The etiquette problem comes when you have finished the soup portion. Are you then supposed to use a little plastic knife and fork to cut up the bread? Metal utensils are usually not available at establishments that sell this type of meal. Or is tearing it apart with your pinkies aimed skyward permissible? Sourdough bread is tasty, and it seems a waste to leave it behind.
GENTLE READER: The purveyors of bread bowls are not the first etiquette wags to entertain themselves by making the guests eat the packaging. Ice cream cones are a summertime example, while desserts served in edible marzipan cups date to at least the 18th century. The proper -- indeed, the only -- procedure is to consume the container in a way that does not leave the contents all over one’s clothes.

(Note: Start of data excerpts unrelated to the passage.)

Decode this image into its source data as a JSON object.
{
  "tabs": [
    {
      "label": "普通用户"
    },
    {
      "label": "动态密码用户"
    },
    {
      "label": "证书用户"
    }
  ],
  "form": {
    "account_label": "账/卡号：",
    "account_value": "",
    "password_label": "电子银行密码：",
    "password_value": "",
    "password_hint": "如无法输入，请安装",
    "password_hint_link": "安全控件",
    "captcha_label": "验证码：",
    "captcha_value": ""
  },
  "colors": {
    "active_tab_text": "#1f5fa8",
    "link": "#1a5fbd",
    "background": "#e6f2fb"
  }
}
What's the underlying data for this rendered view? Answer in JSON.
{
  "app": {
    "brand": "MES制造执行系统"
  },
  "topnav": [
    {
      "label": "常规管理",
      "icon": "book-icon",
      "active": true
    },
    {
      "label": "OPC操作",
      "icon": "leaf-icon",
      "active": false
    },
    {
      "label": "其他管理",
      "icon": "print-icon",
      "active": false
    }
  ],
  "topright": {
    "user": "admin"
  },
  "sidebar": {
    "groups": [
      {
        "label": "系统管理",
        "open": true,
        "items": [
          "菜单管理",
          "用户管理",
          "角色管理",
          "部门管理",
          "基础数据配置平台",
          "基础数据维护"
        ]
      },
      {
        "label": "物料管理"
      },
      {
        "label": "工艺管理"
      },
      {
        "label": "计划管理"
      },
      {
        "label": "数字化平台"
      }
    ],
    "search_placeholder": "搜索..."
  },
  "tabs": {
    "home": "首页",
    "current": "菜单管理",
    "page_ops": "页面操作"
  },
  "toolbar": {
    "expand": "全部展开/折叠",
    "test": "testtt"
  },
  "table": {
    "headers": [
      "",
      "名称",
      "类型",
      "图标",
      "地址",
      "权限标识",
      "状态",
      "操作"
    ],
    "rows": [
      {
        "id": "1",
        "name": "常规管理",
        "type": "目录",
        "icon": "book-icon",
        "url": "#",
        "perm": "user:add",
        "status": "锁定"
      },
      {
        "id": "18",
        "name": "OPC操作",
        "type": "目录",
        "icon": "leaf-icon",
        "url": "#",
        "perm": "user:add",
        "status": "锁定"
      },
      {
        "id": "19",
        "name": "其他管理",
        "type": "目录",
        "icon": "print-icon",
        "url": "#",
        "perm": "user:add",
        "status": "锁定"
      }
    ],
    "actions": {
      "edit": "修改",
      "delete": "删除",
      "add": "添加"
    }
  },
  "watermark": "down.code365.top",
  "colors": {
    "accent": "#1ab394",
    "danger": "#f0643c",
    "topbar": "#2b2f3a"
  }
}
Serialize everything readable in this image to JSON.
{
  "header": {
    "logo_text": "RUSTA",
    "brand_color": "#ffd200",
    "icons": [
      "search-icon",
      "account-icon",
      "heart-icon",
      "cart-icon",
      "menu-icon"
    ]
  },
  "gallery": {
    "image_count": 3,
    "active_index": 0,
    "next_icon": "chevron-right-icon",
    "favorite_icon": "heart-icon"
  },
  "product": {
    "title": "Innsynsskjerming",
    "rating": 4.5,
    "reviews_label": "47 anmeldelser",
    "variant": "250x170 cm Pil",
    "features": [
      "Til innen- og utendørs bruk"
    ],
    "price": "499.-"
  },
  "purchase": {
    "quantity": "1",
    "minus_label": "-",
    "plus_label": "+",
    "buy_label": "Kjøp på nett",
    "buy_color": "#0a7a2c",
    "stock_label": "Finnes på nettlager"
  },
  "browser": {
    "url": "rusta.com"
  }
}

In the case of a bread bowl, this can be done after the soup is finished either with real utensils (i.e., not plastic) or hands, depending on the formality of the meal. Miss Manners would not attempt to cut soup-soaked bread with a plastic knife even if she owned a skirt with a clam chowder pattern.
But please stop making cracks about pinkies. As a practical way of holding a hot, handleless china cup in the 18th century, it is an anachronistic way to suggest snobbery.